Salesforce grammars for tree-sitter; includes Apex, SOQL, and SOSL languages. Also includes parser for the Salesforce Log files (sflog).
Try it out using our playground
If you are a Neo-vim user, the parsers and syntax highlights are part of nvim-treesitter plugin already, guidance.
npm install tree-sitter
npm install tree-sitter-sfapex
// import libraries
import Parser from "tree-sitter";
import TsSfApex from "tree-sitter-sfapex";
// create a parser instance
const parser = new Parser();
// could be .apex, .soql, or .sosl
parser.setLanguage(TsSfApex.apex);
// we set the language to Apex so lets feed it some apex
const apexTree = parser.parse(`
/**
* block comment
*/
global class TestClass implements TestInterface {
public static String Prop1 = 'TestVal';
global Account setName(Account acct, String nameVal){
acct.Name = nameVal;
return acct;
}
}`);
// just a super simple example of printing the discovered nodes
// to see the anonymous nodes (syntax without formal names) set this to `true`
const includeAnonymousNodes = false;
console.log("APEX TREE");
printTree(apexTree.rootNode);
// do it with some SOQL this time
parser.setLanguage(TsSfApex.soql);
const soqlTree = parser.parse(`
SELECT Id, Name, Parent.Name,
TYPEOF Owner
WHEN User THEN Id, Username, FederationId
WHEN Group THEN Name
END,
(SELECT Id, Name FROM Contacts)
FROM Account
WHERE Name = 'Robots' AND Are_Coming__c = FALSE
`);
console.log("SOQL TREE");
printTree(soqlTree.rootNode);
function printTree(node, indent = 0) {
console.log(
" ".repeat(indent),
(node.isNamed ? "(" : "") + node.type + (node.isNamed ? ")" : "")
);
for (let c of includeAnonymousNodes ? node.children : node.namedChildren) {
printTree(c, indent + 2);
}
}
Most of the parsers are built and tested on large corpus of Apex, I still intend to write automated tests that parse large Apex libraries as part of evaluating the grammar.

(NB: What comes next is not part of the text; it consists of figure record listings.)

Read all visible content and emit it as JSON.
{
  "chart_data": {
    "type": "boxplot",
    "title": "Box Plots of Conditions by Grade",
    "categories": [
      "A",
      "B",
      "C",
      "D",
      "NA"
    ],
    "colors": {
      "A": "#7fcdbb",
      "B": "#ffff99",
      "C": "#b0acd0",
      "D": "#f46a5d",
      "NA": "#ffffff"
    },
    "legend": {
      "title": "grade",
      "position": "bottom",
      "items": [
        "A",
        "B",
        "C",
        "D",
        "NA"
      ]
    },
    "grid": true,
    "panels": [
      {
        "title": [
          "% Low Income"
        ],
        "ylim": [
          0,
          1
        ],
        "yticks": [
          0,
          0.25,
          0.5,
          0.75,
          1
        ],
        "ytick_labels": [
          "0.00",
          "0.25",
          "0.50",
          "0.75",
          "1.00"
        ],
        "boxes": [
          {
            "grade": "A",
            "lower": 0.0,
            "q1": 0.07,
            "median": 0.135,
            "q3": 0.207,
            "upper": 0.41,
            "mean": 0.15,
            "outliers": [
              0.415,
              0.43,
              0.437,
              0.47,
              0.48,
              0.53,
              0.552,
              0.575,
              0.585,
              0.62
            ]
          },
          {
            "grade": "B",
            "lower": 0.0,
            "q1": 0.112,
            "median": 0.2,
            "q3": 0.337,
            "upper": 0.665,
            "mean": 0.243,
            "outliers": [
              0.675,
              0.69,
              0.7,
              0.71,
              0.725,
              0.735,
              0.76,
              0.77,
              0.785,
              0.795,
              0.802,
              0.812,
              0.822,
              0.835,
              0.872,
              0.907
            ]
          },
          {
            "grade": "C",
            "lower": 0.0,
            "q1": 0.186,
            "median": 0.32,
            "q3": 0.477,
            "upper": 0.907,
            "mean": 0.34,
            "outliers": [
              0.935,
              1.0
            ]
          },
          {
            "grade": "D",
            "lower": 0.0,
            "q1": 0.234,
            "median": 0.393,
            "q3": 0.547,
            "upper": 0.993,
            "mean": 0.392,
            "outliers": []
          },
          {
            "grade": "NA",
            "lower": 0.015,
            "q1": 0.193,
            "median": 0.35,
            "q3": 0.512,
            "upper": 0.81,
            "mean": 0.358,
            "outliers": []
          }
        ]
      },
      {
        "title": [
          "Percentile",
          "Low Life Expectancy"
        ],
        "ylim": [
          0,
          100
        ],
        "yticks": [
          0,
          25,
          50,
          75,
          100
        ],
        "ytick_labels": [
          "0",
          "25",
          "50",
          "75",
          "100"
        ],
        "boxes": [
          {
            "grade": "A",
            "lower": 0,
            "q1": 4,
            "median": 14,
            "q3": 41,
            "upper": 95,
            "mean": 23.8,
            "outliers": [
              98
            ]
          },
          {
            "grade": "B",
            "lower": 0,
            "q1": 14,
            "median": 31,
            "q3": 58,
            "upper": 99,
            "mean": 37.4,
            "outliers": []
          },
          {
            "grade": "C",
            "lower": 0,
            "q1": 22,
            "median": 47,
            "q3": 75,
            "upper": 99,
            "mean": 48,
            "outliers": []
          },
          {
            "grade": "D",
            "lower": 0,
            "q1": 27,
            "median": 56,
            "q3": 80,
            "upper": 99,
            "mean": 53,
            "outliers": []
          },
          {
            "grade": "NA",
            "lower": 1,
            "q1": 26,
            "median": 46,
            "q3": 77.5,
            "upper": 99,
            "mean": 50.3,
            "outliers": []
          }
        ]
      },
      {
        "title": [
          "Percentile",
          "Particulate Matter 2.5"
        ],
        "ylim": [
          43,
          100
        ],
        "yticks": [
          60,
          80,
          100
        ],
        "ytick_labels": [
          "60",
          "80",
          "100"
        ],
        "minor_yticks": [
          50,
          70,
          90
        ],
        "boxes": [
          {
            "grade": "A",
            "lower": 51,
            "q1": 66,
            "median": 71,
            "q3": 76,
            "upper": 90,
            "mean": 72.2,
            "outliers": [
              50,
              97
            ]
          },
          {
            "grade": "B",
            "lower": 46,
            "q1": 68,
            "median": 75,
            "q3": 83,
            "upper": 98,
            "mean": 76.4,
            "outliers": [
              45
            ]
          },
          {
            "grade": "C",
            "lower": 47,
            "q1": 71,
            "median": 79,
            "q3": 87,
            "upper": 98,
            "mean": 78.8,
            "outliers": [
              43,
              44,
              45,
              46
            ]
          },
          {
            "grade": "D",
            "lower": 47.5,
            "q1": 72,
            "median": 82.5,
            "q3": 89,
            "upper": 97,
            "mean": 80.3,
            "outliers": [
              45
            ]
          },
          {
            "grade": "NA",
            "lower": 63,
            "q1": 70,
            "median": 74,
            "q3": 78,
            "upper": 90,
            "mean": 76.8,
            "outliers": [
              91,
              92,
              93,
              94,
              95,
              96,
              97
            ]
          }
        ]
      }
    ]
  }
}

Contributed by @finxxi, the sflog parser is very new and still being figured out. Feel free to contribute logs that fail to parse via the issues or by adding a failing test. I expect it to have a lot of development in terms of comprehention of individual log patterns and pulling out the types present there. For now it generally handles the main structure of log entries but doesn't parse the logged details very finely.
Please open an issue on this repo and we'll work through it.
Still figuring this out. By far the most useful contributions would be tests, if you have a scenario that doesn't work you can just provide the example or open a PR with a new failing test and I can figure out what to do about it.